Slip op. at 17, n.1. Although it dismissed the substantive due process and equal protection claims, the court held the procedural due process claim was ripe because the plaintiff asserted that the County did not provide adequate procedures in evaluating its appeal for a waiver, and thus was not a "'challenge to the application of land use regulations' to the land." Slip op. at 21. This split-decision underscores the strange dichotomy in the federal courts between "land use" and property cases and cases which seek to vindicate other constitutional rights. See, e.g., slip op. at 18, n.2 (dismissing the substantive due process claim on ripeness grounds because it involved application of land use regulations).

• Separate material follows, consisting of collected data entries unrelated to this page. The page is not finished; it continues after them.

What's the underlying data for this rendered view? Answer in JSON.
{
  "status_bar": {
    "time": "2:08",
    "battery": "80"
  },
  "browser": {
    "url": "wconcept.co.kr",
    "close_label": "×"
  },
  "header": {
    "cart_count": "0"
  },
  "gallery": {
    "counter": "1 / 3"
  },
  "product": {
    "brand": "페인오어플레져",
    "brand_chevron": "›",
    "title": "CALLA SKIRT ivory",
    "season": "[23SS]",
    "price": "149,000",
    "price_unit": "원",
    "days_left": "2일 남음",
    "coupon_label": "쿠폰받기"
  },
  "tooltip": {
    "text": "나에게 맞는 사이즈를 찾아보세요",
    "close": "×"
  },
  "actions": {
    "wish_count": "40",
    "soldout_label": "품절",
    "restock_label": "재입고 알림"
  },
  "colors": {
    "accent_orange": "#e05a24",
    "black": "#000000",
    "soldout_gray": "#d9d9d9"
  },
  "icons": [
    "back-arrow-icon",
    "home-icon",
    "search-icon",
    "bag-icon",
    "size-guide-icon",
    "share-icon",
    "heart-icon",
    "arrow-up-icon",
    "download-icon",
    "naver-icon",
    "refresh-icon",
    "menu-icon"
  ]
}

We thought the Crown Point case finally ditched that distinction (as we noted here), but maybe, that, like the final decision and futility rules, must wait for appeal.
Finally, the district court disposed of the state law claim the County was without power to enact the ordinance because only the State can impose an "affordable housing impact fee." "Impact fees" as defined in Haw. Rev. Stat. § 46-141 are limited to those imposed to fund public facility capital improvements required by the development. The court held that this definition does not include the in-lieu fee required under the County's ordinance because the money collected goes into the general affordable housing fund and is not earmarked for offsetting capital improvement projects attributable to the development. Slip op. at 32. This seems like circular reasoning, as noted in this post.
Trial on the remaining issue is set for December 2009.